Escapist EditorialsEpic Mickey: Warren Spector's Epic GambleEscapist Editorials - RSS 2.0
What Spector is saying is that the more real your game world looks, the more realistically players will expect it to behave. Put in a realistic building with a realistic door and player will expect that door to open, whether or not you've written what goes inside the building. To create a true "open world" then, you'll have to make every door open to a realistic interior - and make every object interactive.
To paraphrase the analogy Spector used in his presentation on this topic at GDC 2007, imagine if you want to give the player the ability to start a fight in a bar, and you want for every item in that bar to be interactive. You've now created a scenario in which you not only have to write code for every person with whom its possible for the player's character to interact, but for every person that person could bump into as they get punched and fall down, every chair that every person may be sitting in, every table at which they may be sitting, every glass on every table and every drop of water in those glasses. That's not to mention every shard of glass each glass could shatter into, every bottle on every shelf, every bullet in every gun and every key on every piano. The list is almost infinite.

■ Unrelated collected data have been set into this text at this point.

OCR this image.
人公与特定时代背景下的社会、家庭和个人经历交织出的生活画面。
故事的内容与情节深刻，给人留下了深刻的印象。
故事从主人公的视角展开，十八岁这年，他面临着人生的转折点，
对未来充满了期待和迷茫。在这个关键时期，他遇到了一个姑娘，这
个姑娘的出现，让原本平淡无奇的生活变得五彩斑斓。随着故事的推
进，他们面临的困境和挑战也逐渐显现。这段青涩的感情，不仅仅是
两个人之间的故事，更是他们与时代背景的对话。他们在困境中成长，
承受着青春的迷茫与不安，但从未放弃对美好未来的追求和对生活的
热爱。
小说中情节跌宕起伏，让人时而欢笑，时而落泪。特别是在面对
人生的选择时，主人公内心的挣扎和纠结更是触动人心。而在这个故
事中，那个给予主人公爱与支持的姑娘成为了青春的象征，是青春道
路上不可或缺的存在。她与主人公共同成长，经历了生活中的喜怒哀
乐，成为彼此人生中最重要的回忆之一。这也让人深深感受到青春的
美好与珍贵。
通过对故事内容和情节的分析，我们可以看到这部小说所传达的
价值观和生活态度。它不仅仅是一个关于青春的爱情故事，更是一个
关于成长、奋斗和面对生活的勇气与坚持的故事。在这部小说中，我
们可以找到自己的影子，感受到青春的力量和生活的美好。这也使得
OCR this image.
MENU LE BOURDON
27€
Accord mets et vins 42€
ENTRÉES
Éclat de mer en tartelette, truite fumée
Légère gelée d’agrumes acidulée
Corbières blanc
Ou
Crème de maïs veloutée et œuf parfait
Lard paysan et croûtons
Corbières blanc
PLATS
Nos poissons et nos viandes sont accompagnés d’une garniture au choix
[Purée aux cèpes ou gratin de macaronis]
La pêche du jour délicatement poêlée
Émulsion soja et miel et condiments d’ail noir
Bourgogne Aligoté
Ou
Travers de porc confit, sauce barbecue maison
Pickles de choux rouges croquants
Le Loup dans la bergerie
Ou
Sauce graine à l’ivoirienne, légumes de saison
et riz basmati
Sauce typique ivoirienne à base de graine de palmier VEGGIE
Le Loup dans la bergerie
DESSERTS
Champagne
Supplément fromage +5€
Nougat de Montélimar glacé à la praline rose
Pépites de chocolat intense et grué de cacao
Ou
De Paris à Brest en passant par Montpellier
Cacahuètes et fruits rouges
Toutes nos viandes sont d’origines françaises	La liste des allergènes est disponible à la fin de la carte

"We may ... have missed our opportunity to play with story-friendly AI and procedural story generation," writes Spector. "That moment may have come and gone back in the day of lower-fidelity world sims. Now that we're in a world of high-fidelity worlds, all of our energy is likely to be sucked up just maintaining the levels of AI we already have! The cause of non-navigational/non-combat AI will take a backseat again."
Attempting to create a world in which the player could potentially solve every problem in as many ways as he can possibly imagine creates similar problems. Additionally, it could lead to an experience that's not actually any fun - a game that no one will want to play.
Too much choice is a scary thing, capable of paralyzing people. (As I learned to my chagrin on Deus Ex!) Story can help push players toward choices that are well-supported by our game systems and away from choices we don't support. Story can help identify strategies that are likely to succeed.
Since we don't simulate all possibilities in even the most open-ended game, and since you don't interact with our game-worlds the way you do with the real world, we're constantly struggling with issues of player training and player direction.
The Importance of "No"
One of the quest challenges that I faced in my brief preview demo of Epic Mickey was to retrieve a certain item from a member of a pirate crew. He offered to give it to Mickey, but only if Mickey would help him with his problem, naturally. His problem: He needed to impress a girl.
In order to help this pirate, Mickey had to find out what the girl, a black-and-white cow, wanted most and then find that thing - whatever it was - and give it to the pirate so that the pirate could give it to the girl. In RPG game terms, it's a fetch quest, but with a twist. In talking to the girl, Mickey discovers she's both lactose intolerant and likes flowers. Of the few things Mickey can acquire at this point in time, one of them is a flower, the other an ice cream cone.
Mickey can give either the flower or the ice cream to the pirate and the pirate will then offer that object to the girl, fulfilling Mickey's obligation, but one, obviously, will not be a suitable gift. The flower is harder to come by, taking more time and resources to fetch. The ice cream can be purchased from a merchant a few steps away. If you give the pirate the flower, he will win the girl's heart and the storyline form that point forward will reflect this. If you give the pirate the ice cream cone, he will discover to his chagrin the cow's peculiar intolerance. He will not get the girl, and as a consequence will not grant Mickey access to a special item hidden in a chest and the story will be similarly impacted.